We had cleared Ostend early and were moving slowly across a smooth blue sea about three miles offshore. I happened to be on deck getting a breath of fresh air and taking a series of unofficial photographs of a passing convoy of merchant ships, making perhaps ten knots towards Rotterdam.
Rocked by explosions
Astern of us a dispatch torpedo boat was leaving a broad, creamy wake across the blue water towards England. Suddenly, we were shaken by an explosion. The first glance was towards the fleet sweepers. Had they found a mine? A second explosion turned our attention seawards, where the eighth merchantman in the convoy line was burning furiously.
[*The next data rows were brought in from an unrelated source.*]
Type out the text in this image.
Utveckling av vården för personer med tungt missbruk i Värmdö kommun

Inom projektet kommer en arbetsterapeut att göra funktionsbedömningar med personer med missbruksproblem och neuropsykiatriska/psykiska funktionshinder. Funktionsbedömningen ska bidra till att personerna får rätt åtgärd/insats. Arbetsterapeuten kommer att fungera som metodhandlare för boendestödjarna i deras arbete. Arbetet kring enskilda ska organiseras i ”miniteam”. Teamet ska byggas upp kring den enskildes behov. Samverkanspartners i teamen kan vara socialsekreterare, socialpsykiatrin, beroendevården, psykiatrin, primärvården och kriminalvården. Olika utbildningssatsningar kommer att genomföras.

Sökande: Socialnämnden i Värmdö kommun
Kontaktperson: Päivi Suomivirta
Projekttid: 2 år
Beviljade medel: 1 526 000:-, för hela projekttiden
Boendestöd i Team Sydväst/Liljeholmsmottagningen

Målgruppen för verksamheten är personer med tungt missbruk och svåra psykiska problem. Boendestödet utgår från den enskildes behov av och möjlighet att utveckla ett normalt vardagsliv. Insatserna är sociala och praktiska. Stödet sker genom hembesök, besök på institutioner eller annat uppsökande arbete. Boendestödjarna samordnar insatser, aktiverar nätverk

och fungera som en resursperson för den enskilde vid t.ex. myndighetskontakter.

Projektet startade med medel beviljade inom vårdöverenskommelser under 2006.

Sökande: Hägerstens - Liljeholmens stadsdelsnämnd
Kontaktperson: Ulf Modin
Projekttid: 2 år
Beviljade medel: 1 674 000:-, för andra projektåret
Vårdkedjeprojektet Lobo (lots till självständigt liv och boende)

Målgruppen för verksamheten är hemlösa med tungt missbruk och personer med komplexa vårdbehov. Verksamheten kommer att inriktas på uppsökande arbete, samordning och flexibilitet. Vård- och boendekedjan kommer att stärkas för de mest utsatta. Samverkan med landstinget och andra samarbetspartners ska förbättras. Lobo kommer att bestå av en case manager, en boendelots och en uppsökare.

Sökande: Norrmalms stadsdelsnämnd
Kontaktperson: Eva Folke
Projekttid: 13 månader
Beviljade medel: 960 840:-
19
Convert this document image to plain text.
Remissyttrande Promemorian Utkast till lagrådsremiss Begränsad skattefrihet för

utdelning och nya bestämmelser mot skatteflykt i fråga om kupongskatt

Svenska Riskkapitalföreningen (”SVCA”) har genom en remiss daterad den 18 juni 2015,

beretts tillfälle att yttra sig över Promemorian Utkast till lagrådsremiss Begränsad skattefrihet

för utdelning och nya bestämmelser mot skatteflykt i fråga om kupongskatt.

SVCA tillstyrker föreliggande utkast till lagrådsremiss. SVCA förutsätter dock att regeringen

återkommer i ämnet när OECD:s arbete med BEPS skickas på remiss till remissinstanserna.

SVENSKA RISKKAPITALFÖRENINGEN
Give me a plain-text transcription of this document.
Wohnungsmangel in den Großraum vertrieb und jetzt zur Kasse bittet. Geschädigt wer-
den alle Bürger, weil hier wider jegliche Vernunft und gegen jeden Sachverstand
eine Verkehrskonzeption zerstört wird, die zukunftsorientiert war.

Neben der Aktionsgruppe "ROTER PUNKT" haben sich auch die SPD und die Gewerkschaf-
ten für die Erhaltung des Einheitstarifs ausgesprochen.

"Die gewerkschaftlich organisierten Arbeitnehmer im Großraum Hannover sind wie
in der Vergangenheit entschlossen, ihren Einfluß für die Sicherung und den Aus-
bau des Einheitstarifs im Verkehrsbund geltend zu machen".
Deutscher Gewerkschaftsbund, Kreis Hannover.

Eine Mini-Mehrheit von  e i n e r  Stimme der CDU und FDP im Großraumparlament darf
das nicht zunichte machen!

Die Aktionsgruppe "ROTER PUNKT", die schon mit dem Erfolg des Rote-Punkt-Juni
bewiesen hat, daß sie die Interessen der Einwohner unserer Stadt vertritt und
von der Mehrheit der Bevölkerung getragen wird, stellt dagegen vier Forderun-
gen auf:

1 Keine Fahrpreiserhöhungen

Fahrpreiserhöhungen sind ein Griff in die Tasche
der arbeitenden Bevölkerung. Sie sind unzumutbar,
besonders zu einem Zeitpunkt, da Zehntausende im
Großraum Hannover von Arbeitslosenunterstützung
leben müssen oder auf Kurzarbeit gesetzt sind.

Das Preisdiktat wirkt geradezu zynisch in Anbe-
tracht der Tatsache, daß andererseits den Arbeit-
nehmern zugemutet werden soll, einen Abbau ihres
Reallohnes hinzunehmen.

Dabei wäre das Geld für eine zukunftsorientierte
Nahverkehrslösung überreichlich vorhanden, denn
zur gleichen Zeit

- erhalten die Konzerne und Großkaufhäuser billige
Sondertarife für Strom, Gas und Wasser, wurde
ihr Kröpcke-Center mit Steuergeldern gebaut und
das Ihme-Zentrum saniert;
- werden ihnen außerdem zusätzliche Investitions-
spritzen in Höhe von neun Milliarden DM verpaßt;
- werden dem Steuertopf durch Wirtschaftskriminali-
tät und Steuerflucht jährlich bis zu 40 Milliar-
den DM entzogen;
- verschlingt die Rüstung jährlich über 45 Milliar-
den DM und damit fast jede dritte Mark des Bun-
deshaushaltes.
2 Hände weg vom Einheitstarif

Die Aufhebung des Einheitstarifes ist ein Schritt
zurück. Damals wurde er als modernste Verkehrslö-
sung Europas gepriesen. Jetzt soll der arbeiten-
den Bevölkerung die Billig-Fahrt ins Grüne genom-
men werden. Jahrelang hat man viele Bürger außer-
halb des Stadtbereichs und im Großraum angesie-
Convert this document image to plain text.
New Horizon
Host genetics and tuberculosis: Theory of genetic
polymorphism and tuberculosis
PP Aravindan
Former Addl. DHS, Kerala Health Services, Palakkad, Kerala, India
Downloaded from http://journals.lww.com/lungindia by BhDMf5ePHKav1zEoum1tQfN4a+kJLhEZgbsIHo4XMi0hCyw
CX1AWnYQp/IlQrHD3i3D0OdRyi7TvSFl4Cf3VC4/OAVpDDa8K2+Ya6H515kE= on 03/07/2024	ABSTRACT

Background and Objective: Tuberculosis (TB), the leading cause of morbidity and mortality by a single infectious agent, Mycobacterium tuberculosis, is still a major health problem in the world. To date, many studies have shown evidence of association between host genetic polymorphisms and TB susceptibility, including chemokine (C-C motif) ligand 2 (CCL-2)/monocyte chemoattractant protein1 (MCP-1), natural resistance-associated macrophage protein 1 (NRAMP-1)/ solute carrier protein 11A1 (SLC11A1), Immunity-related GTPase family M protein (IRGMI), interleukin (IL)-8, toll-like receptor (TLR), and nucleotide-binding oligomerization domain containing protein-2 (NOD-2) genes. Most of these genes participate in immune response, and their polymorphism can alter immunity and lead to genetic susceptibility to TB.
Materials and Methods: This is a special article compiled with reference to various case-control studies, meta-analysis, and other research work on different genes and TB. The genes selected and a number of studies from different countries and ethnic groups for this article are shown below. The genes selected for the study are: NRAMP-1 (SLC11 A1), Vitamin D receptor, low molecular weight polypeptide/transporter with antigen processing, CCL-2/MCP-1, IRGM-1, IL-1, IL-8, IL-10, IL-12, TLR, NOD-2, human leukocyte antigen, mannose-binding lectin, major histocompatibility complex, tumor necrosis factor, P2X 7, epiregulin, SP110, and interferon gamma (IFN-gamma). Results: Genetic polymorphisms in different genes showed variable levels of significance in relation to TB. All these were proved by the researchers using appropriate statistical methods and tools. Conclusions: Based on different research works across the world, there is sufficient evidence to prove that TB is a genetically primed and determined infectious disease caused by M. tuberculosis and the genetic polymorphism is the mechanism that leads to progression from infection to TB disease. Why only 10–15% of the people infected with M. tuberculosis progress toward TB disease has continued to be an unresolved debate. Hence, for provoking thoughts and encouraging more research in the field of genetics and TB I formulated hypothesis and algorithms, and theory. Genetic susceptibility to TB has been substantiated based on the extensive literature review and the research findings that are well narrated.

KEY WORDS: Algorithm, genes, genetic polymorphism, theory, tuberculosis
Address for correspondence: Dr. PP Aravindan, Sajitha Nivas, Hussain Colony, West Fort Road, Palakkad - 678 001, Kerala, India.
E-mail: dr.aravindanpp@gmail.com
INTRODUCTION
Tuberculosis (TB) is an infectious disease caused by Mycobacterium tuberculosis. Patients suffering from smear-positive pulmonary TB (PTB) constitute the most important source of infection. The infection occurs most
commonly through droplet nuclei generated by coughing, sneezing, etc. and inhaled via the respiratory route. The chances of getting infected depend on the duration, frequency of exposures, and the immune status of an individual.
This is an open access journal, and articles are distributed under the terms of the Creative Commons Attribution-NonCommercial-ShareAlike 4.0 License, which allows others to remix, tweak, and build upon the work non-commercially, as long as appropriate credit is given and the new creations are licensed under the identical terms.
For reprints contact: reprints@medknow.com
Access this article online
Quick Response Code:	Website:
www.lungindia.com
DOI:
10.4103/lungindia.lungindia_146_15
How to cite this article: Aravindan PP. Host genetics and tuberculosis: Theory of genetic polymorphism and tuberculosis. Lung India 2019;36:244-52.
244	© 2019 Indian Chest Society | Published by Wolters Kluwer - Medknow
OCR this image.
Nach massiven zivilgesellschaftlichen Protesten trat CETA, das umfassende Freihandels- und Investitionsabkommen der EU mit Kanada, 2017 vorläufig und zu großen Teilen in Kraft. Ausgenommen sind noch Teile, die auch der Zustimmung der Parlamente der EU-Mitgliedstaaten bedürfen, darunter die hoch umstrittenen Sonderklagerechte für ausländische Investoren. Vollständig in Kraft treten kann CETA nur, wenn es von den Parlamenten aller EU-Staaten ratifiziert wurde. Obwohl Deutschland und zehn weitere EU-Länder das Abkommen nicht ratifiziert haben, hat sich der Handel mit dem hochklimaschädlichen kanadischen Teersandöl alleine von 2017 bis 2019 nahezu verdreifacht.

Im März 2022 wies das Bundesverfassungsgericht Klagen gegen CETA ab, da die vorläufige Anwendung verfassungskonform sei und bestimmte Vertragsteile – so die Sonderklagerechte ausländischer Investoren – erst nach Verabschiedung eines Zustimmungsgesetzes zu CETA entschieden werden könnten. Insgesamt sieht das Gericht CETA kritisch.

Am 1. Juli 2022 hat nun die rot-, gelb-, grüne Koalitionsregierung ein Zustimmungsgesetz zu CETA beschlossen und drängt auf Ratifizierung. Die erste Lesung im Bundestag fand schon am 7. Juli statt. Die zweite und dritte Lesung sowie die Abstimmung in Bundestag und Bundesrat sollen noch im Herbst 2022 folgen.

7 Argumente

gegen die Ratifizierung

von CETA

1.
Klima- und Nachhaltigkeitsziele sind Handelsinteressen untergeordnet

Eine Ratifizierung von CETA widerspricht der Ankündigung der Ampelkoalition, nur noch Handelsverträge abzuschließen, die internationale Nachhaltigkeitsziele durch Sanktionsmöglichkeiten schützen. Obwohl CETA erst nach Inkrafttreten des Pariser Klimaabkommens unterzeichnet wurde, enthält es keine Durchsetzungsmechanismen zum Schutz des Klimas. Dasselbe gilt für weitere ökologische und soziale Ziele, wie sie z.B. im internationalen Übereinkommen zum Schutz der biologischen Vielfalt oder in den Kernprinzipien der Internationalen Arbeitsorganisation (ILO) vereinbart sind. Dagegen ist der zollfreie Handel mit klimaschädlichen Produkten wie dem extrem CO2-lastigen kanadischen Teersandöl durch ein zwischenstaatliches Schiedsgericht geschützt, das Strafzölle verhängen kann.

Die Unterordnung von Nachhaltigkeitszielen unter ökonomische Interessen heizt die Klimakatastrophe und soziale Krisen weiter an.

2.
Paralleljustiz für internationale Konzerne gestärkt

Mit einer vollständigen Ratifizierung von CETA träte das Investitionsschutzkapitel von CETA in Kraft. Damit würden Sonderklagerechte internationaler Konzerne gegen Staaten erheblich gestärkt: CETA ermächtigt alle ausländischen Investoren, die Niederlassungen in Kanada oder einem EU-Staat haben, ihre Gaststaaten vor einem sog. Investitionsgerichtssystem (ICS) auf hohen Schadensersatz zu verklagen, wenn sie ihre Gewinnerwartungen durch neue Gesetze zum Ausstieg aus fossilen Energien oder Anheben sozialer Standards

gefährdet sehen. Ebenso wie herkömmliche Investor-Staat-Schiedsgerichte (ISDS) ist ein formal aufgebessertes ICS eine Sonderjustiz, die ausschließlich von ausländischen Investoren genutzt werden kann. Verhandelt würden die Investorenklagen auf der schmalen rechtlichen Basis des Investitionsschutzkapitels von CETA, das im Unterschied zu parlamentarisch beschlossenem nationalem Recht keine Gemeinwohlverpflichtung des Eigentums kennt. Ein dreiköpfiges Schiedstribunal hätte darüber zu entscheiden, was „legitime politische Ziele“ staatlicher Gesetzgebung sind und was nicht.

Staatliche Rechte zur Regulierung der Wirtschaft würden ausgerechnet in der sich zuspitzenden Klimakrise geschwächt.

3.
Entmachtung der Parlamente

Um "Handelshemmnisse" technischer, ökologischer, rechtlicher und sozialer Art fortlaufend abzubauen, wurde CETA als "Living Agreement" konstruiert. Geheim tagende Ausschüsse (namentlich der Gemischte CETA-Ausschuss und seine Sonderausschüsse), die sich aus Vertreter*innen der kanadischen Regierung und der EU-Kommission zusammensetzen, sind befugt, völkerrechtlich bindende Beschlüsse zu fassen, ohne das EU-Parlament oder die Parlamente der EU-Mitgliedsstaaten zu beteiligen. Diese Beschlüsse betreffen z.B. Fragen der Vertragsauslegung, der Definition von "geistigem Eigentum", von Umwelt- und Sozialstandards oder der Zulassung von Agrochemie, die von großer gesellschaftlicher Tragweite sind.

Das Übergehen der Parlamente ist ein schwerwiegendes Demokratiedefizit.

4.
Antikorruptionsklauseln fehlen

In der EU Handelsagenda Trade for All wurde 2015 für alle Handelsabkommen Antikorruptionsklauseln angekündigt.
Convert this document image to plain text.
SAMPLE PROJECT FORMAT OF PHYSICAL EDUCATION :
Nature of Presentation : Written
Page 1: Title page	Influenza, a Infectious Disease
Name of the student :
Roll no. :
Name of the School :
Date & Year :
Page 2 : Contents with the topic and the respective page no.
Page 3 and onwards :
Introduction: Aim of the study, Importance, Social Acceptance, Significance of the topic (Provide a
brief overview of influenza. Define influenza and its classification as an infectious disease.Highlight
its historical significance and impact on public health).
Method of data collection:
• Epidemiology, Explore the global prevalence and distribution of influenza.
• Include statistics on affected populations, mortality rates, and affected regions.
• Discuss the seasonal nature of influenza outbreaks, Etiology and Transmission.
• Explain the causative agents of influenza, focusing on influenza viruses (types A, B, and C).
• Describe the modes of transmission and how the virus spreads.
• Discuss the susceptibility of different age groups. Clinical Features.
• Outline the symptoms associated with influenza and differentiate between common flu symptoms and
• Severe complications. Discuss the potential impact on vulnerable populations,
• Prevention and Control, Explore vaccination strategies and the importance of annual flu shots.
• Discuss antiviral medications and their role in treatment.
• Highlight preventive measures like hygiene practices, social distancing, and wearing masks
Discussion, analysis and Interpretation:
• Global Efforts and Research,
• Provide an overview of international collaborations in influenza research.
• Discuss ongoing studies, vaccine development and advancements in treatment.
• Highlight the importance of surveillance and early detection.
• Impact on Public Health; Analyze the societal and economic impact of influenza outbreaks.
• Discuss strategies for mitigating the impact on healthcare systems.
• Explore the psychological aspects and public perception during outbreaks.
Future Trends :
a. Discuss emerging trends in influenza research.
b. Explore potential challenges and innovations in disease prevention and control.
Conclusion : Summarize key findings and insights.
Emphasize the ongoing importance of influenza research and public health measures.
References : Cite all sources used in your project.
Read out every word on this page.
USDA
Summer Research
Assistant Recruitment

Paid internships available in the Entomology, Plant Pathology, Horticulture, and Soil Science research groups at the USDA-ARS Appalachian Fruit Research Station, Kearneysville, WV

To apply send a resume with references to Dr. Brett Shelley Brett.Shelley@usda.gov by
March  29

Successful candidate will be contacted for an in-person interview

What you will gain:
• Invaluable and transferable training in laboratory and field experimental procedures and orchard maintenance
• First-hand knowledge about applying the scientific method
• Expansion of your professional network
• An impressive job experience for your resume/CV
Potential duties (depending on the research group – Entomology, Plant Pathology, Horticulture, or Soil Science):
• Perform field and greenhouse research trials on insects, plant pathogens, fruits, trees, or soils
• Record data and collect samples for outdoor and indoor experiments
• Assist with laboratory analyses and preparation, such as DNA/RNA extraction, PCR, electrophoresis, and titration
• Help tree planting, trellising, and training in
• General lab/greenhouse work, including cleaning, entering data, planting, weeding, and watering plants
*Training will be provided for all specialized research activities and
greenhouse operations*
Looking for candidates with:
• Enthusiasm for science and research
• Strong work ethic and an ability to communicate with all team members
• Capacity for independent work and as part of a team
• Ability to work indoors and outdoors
Bert, our CO, obtained rapid permission from the flotilla leader to stand by the burning ship. It was quite large, about 15,000 tons, carrying a mixed cargo of oil and ammunition. The explosion had caught it amidships, which was a blazing inferno. The flames fanned by its continued way through the water left a trail of blazing oil astern.
A hazardous rescue
As we drew near the sight was awesome. The hull plating amidships was white hot and gave an odd impression of transparency, while a thin line of flame ran right along the waterline. On deck, great shoots of flame and smoke carried the fire astern, and a new dimension was added when ammunition began to explode.
The only obvious survivors were grouped well forward in the bows. We ran to take them off, only to discover two hazards with the curve of the bows, forcing us up to the stem, where the ship’s way threatened to push us under.
We had to complete the rescue in instalments by holding position momentarily, while a man or two dropped on to our deck, then sheering off in a tight circle that brought us back under the bows again. We continued until all still alive had been recovered.
From tanker to scrap iron
The survivors were handed over to the flotilla leader of the fleet sweepers, where a doctor attended to injuries, preparatory to getting them ashore to hospital. The burning tanker eventually grounded on one of the sandbanks that littered those waters, where it burned for two or three days before turning into scrap iron.
For ourselves we earned a repaint because the port-side hull and superstructure were well and truly singed. We were just thankful the wooden hull had not caught fire. Someone must have been pleased because awards of a DSC or Distinguished Service Cross, a DSM or Distinguished Service Medal and a Mention in Dispatches followed.
Not all sound and fury
All campaigns have their quiet periods. During one such Bert must have been talking with his fellow COs in the flotilla and made a bet that he had the best-maintained engine room of them all.
The fact is that life at sea is not all sound and fury. There are long periods when hands need to be kept busy. In my case I liked to have engines painted silver, fuel and water lines painted distinctive colours and brightwork highly polished. An emery cloth, held against a rapidly spinning propeller shaft, produces a shining silver shaft.
All these things must have been in Bert’s mind when he issued the challenge. When the COs made their inspection of every ship’s engine room they admitted defeat when I removed the bilge covers and exposed dry and white-enamelled bilges. Our winnings gave the crew a good run ashore.
The A-bomb
And so it went on week after week until the war in Europe was over.
We re-equipped for a long voyage in preparation for sailing to the Far East under our own power and to the war against Japan. Then the Americans could not resist the urge to see if it worked and dropped an atom bomb on Japan, and it did.
A haunting legacy
Suddenly, it was all over, leaving a legacy that still haunts us today. Yes, it was all over, and HDML 1383 became FDB 84. We puzzled over the new designation: Fast Dispatch Boat? Fleet Dispatch Boat? No! For Disposal Board.
We took HDML 1383 to East India Docks in London, left her alongside the wall and went home. For years I missed her.